Brazil's finance minister, Guido Mantega, has frequently issued cautionary comments about the currency's appreciation. Further warnings should be expected whenever this level is broken for more than a few days, analysts say.

* BIGGER OR MULTIPLE DOLLAR AUCTIONS

The central bank has already been increasing its dollar purchases in the spot market via daily auctions, which it resumed on a regular basis in May 2009.

But despite almost doubling its purchases so far this month, the currency has continued to test the 1.75 level.

Analysts argue that the auctions are also creating a guaranteed market for dollars in Brazil which could actually cause the real to strengthen in the long-term.

One temporary option would be to call more than one auction on the same day, as the central bank last did in May this year.

By changing their routine, the central bank would "wrong-foot" the market, sending a stronger signal to traders without necessarily buying more dollars, said Mike Moran, senior currency strategist at Standard Chartered in New York.

* SOVEREIGN WEALTH FUND PURCHASES

Brazil's Treasury has also been buying more dollars, making the most of cheap greenbacks to pay off foreign debt, but the effect on the currency has been minimal.

Brazil's sovereign wealth fund, which was authorized last December to buy dollars but has yet to do so, could also be used to slow the currency's rise.

However, after the initial shock to the market, this strategy faces the same pitfalls as the central bank's daily auctions, analysts say.

* REVERSE CURRENCY SWAP AUCTIONS

"Below 1.70 they would probably pull out the big guns, such as reverse swaps," says Kathryn Rooney Vera, an emerging markets strategist at Bulltick Capital Markets.

Reverse currency swaps are derivatives which, when auctioned to the market, would have the same effect as buying U.S. dollars in the futures market.

The central bank used them regularly between February 2005 and September 2008, and has recently considered reintroducing them, ringing up dealers last month to gauge demand.

While the auctions represent a warning to the market about the currency's strength, they do not actually weaken the real on a technical level.

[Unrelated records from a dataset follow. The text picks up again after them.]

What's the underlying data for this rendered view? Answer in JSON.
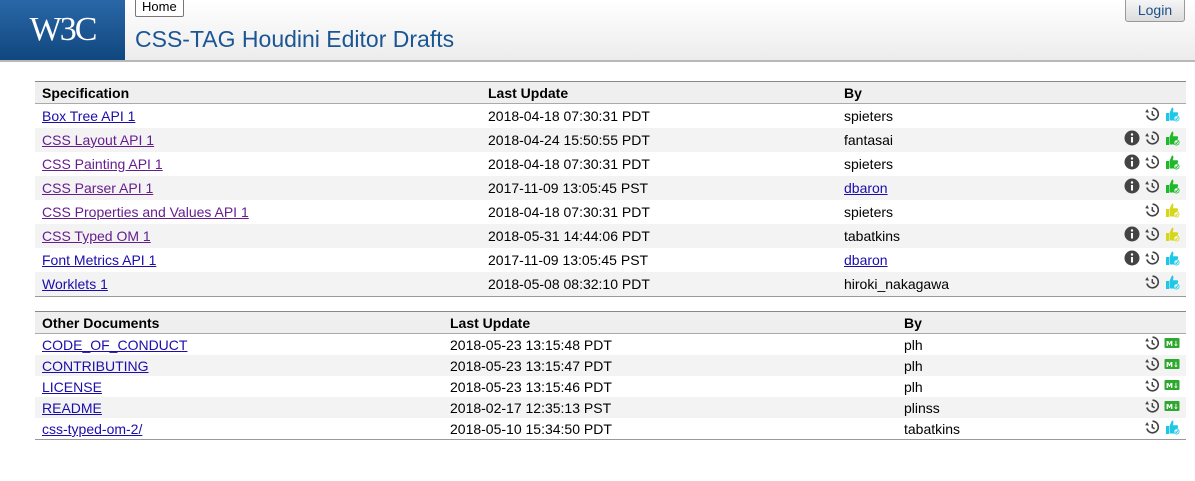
{
  "header": {
    "logo_text": "W3C",
    "home_label": "Home",
    "login_label": "Login",
    "title": "CSS-TAG Houdini Editor Drafts"
  },
  "specs": {
    "columns": [
      "Specification",
      "Last Update",
      "By"
    ],
    "rows": [
      {
        "name": "Box Tree API 1",
        "date": "2018-04-18 07:30:31 PDT",
        "by": "spieters",
        "by_link": false,
        "info": false,
        "status": "cyan",
        "visited": false
      },
      {
        "name": "CSS Layout API 1",
        "date": "2018-04-24 15:50:55 PDT",
        "by": "fantasai",
        "by_link": false,
        "info": true,
        "status": "green",
        "visited": true
      },
      {
        "name": "CSS Painting API 1",
        "date": "2018-04-18 07:30:31 PDT",
        "by": "spieters",
        "by_link": false,
        "info": true,
        "status": "green",
        "visited": true
      },
      {
        "name": "CSS Parser API 1",
        "date": "2017-11-09 13:05:45 PST",
        "by": "dbaron",
        "by_link": true,
        "info": true,
        "status": "green",
        "visited": true
      },
      {
        "name": "CSS Properties and Values API 1",
        "date": "2018-04-18 07:30:31 PDT",
        "by": "spieters",
        "by_link": false,
        "info": false,
        "status": "yellow",
        "visited": true
      },
      {
        "name": "CSS Typed OM 1",
        "date": "2018-05-31 14:44:06 PDT",
        "by": "tabatkins",
        "by_link": false,
        "info": true,
        "status": "yellow",
        "visited": true
      },
      {
        "name": "Font Metrics API 1",
        "date": "2017-11-09 13:05:45 PST",
        "by": "dbaron",
        "by_link": true,
        "info": true,
        "status": "cyan",
        "visited": false
      },
      {
        "name": "Worklets 1",
        "date": "2018-05-08 08:32:10 PDT",
        "by": "hiroki_nakagawa",
        "by_link": false,
        "info": false,
        "status": "cyan",
        "visited": false
      }
    ]
  },
  "others": {
    "columns": [
      "Other Documents",
      "Last Update",
      "By"
    ],
    "rows": [
      {
        "name": "CODE_OF_CONDUCT",
        "date": "2018-05-23 13:15:48 PDT",
        "by": "plh",
        "kind": "md"
      },
      {
        "name": "CONTRIBUTING",
        "date": "2018-05-23 13:15:47 PDT",
        "by": "plh",
        "kind": "md"
      },
      {
        "name": "LICENSE",
        "date": "2018-05-23 13:15:46 PDT",
        "by": "plh",
        "kind": "md"
      },
      {
        "name": "README",
        "date": "2018-02-17 12:35:13 PST",
        "by": "plinss",
        "kind": "md"
      },
      {
        "name": "css-typed-om-2/",
        "date": "2018-05-10 15:34:50 PDT",
        "by": "tabatkins",
        "kind": "cyan"
      }
    ]
  },
  "icon_names": {
    "info": "info-icon",
    "history": "history-icon",
    "status": "status-thumb-icon",
    "markdown": "markdown-icon"
  },
  "colors": {
    "brand_blue": "#1b5694",
    "status_green": "#1fb82a",
    "status_yellow": "#d6d61a",
    "status_cyan": "#1ec7e6",
    "md_green": "#2fa82f"
  }
}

Under the swap contract, the central bank pays out the interbank lending rate on a set amount of reais in exchange for a fixed rate in dollars.

Their use did not stop the real strengthening to 1.56 in July 2008 from 2.60 reais in February.

JPMorgan analysts argue that the government is also reluctant to use derivatives because, unlike dollar purchases which are ostensibly made to accumulate reserves or pay off debts, swaps would be seen as a direct attempt to manipulate the market.

* CAPITAL INFLOWS TAX INCREASE

The currency's surge last year prompted the government in October to slap a 2 percent tax on foreign purchases of stocks and bonds to curb inflows and contain the real's appreciation.

This tax could be increased if the real decisively breaks below the 1.70 level, say analysts at RBC Capital Markets.

But such a policy change could be more tricky in the next few months given the country's upcoming presidential elections.

Aggressive intervention may be even more unlikely if Brazil's ruling party candidate and election favorite, Dilma Rousseff, wins, says Miriam Tavares, a currency director at the AGK brokerage in Sao Paulo. She believes opposition candidate Jose Serra would make more of an effort to curb the real's rise in an effort to boost exports.

However, the scope and scale of these various measures will ultimately depend on events abroad, says Win Thin, senior currency strategist at Brown Brothers Harriman.